Por vezes a vida oferece-nos algo que sempre recusamos em aceitar. O sofrimento é a prenda do dia-a-dia, e nada mais me resta senão aceitar carinhosamente com um sorriso.
Não é impossivel sorrir quando tudo corre mal, não é impossivel enfrentar tudo quando nada parece ter solução.
Tento demonstrar a quem me conhece, que a vida nao se pode deixar passar pelas nossas mãos.
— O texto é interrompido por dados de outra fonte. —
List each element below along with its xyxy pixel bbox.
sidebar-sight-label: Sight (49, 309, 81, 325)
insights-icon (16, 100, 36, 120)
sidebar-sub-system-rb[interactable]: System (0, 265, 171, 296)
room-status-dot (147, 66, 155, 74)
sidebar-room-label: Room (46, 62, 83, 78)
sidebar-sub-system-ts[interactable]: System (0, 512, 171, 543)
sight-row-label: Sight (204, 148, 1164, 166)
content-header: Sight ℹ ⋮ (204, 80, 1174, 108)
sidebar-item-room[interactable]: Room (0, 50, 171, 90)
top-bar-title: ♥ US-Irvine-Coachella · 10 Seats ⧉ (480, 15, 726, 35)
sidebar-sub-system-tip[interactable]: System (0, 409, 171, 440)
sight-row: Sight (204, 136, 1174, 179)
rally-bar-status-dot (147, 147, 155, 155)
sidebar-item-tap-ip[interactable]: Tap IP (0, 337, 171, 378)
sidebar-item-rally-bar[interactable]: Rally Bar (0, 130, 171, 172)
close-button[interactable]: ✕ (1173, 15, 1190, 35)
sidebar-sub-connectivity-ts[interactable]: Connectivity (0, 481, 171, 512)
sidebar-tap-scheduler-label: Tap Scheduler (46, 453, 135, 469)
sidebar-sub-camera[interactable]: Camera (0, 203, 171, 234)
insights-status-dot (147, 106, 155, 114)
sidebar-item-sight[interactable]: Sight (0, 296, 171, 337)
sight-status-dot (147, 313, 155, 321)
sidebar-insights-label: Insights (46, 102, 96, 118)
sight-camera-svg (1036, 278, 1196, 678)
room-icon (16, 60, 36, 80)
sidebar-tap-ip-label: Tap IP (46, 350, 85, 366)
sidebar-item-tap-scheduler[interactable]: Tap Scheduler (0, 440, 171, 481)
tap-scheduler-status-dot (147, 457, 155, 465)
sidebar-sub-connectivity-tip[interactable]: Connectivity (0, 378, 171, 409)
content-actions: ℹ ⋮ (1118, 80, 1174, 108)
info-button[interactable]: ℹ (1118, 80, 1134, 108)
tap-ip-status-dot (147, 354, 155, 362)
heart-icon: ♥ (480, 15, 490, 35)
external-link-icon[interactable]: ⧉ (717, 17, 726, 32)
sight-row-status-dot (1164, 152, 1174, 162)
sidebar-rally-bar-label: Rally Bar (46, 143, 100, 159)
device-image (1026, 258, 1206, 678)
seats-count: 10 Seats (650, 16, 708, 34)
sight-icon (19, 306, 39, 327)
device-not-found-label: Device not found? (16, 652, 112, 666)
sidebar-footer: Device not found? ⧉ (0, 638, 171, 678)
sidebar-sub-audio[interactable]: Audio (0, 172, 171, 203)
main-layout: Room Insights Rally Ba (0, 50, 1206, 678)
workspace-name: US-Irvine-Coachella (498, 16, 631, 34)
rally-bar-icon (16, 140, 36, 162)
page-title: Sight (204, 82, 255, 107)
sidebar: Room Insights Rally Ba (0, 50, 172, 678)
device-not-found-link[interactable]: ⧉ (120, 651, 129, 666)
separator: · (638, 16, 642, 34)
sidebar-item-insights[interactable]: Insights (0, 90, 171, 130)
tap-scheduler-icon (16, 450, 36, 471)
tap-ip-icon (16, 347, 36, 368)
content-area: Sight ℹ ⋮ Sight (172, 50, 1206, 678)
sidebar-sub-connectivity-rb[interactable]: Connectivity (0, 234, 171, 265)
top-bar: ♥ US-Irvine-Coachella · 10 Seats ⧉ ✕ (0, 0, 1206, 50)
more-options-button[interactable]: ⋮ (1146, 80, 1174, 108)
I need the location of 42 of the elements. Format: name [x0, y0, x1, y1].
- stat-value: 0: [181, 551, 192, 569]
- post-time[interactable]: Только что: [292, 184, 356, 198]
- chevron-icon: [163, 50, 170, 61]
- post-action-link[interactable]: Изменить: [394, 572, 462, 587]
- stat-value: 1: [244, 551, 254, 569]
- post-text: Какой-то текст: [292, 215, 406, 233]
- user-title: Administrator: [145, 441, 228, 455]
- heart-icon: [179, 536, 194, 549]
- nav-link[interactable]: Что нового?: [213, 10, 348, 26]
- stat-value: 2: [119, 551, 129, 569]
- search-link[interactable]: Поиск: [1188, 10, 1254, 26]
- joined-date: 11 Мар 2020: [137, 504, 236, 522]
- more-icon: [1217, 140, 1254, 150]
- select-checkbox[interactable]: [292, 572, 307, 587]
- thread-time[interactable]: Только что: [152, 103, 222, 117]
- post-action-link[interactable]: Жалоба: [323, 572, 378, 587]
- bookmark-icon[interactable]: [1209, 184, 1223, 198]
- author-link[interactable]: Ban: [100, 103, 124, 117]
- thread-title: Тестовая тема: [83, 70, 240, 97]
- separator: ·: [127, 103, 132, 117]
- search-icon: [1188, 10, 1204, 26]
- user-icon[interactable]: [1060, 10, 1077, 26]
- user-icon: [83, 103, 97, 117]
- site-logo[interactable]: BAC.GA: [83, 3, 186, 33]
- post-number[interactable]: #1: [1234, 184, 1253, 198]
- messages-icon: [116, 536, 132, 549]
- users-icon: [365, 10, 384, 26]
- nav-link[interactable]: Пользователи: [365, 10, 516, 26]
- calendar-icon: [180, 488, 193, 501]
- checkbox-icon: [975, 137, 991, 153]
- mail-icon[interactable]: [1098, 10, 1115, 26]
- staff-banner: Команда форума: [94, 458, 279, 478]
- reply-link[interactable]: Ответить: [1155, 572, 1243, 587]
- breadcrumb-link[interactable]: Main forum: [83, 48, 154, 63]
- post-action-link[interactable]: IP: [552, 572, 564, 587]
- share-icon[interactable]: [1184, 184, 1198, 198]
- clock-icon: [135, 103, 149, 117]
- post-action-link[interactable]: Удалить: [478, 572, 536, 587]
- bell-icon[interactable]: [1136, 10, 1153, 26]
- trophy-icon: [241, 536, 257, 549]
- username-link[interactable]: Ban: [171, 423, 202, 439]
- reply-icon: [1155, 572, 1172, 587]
Se por vezes nos cai um braço, temos o outro que nos resta e é com esse que deveremos lutar. E quando tudo o resto cai, somente nos resta o cérebro para pensar e é com esse que deveremos lutar.
Nunca estamos totalmente felizes com o que temos, seja a nossa familia, os nossos amigos, o amor, o nosso feitio, o nosso corpo. Nunca nada há-de estar como sempre sonhamos. Mas sabem que mais? Acredito que tudo isto é um plano de crescimento. Além de tudo o resto, temos de aprender a aceitarmo-nos como somos, o nosso corpo, a nossa mente e deixar que os outros nos amem por aquilo que somos e não por aquilo que gostávamos de ser. E custa, muito, demasiado. Mas nada é construido da noite para o dia, e a nossa personalidade também será solidificada com o tempo.
Se estou doente, demasiado para a idade que tenho, terei de sorrir e ganhar forças, enfrentar. Se não tenho o corpo perfeito, terei de sorrir, ganhar forças e aceitá-lo. Se não tenho a familia e amigos que desejaria ter, terei de sorrir, ganhar forças e saber que certamente, são o melhor para mim.
Esta vida é só uma passagem, uma breve passagem.
Por isso serei sempre eu, a normal e banal Miriam que irão encontrar com um sorriso nos lábios para vos oferecer, porque mais do que a merda de vida que às vezes me passa pelas mãos, vocês são o mais importante.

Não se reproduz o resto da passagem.